Who watches de watchmen?
- Pedro Garbi
- 10 ene 2018
- 2 Min. de lectura

Ente ayer y hoy me llegaron dos noticias terribles.
Por un lado un niño en Alta Gracia se quemó con la plancha porque la niñera lo dejó solo mientras discutía con su novio fuera de la casa. Una situación evitable.
Por otro lado una tragedia. Un bebé de un año y medio falleció hoy por ahogarse en una pileta en la guardería a la que asistía en Anisacate. La noticia estaba ilustrada por una foto de una Pelopincho.
Dolor.
Bronca.
Después miedo.
En noviembre las seños de L nos avisaron que desde el mes de diciembre debían asistir con malla, toalla, protector y muda de ropa porque iban a arrancar con la temporada de pileta. En su momento dudamos, pero decidimos confiar por la buena experiencia de este año. Después nos tranquilizamos al ver que la pileta no le llegaba a la cintura y no estaba llena. Pero L tiene casi cuatro años. Si a al jardín maternal estuviera yendo el loco E, la cosa hubiera sido distinta.
Igualmente el miedo aparece. Porque uno por necesidad (o porque quiere) está dejando a cuidado de otra persona, de un desconocido en muchos casos a lo más preciado que tiene en el mundo.

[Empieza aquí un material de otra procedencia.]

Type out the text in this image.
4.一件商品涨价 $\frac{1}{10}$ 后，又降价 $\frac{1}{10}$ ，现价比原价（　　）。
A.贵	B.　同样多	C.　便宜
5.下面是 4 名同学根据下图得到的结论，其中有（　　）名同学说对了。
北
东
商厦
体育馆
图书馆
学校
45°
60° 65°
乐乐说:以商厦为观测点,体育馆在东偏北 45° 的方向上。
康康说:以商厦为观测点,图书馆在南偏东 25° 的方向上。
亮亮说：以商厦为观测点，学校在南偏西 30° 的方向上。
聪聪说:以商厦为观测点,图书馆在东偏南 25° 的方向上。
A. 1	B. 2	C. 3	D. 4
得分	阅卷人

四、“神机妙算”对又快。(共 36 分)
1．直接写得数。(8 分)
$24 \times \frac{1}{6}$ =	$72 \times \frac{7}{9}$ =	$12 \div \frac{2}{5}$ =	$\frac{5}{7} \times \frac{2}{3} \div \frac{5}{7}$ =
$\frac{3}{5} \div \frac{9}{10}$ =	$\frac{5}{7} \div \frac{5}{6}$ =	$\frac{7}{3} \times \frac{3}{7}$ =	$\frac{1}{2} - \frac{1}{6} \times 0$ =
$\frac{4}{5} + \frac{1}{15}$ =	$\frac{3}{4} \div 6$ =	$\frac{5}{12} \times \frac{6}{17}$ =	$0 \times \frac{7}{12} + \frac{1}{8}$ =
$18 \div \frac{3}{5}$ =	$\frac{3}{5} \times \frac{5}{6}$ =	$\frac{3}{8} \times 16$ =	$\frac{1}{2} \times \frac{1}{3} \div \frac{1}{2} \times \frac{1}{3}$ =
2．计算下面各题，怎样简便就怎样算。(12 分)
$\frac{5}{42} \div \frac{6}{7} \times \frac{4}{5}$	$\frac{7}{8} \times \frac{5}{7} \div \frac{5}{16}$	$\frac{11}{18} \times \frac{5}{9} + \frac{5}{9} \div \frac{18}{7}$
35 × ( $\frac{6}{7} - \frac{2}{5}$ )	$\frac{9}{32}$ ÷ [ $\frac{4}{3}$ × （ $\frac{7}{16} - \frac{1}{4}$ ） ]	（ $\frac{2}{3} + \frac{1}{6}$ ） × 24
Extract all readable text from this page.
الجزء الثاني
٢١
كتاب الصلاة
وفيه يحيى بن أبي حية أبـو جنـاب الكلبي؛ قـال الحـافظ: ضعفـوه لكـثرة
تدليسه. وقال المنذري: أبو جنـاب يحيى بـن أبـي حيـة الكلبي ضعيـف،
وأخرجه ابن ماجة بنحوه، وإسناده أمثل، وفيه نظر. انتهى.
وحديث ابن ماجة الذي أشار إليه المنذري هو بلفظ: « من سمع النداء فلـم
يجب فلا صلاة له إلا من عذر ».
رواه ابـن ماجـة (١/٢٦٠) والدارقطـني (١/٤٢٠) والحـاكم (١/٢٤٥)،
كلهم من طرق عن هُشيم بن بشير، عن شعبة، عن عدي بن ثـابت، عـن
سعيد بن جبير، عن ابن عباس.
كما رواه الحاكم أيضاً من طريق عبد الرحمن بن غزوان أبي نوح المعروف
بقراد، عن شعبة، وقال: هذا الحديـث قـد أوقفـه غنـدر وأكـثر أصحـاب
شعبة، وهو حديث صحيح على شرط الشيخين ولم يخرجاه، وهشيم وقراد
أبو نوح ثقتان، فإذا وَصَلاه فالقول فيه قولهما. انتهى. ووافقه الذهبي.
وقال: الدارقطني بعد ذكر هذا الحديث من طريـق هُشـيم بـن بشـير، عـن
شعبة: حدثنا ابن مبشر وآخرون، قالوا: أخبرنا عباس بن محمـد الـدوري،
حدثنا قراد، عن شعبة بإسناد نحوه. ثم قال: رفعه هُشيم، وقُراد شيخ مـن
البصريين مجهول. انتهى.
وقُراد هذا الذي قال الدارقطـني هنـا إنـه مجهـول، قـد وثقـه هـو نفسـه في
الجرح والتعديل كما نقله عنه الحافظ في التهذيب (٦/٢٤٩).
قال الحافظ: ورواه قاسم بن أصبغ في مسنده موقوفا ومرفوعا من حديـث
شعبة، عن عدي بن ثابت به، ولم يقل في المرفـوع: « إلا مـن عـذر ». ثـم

Imagino que cualquier padre o madre de solo pensar en la posibilidad de que a su hijo le suceda algo se angustia al punto de llorar.
La pregunta que nos hacíamos con la Mamá Jefa era ¿Qué haces si te pasa algo así? Por supuesto no tiene respuesta. Cualquier respuesta es válida cuando lo que estas manifestando es tu dolor por que a tu hijo le paso algo o alguien le hizo algo. Y no importa que sea. Puede ser algo súper grabe o algo menor como darle golosinas a escondidas. Cualquiera sea la respuesta como madre o padre es válida, porque alguien en quien confiaste para que proteja a tu hijo de la misma forma o aún más que vos, traiciona esa confianza.
Es más que evidente que el Estado te fuerza a confiar, ya que busca adelantar el inicio de escolarización de los pibes y no extiende las licencias por paternidad y maternidad. Si bien se pueden lograr avances en este marco como legislación más exigente, como la de la ciudad de Córdoba en donde están prohibidas las piletas en jardines maternales y hay mayor exigencias edilicias y de personal, la verdadera solución sería que el Estado garantice que los niños pasen el mayor tiempo posible en los primeros años de vida con sus padres.
¿Quién vigila a los vigilantes? Se preguntaba Alan Moore en Watchmen. Lo mismo nos preguntamos todos los padres cuando dejamos nuestros hijos a cuidado de otro (con mayor o menor confianza, con mayor o menor remordimiento). Es sin duda una pregunta sin respuesta.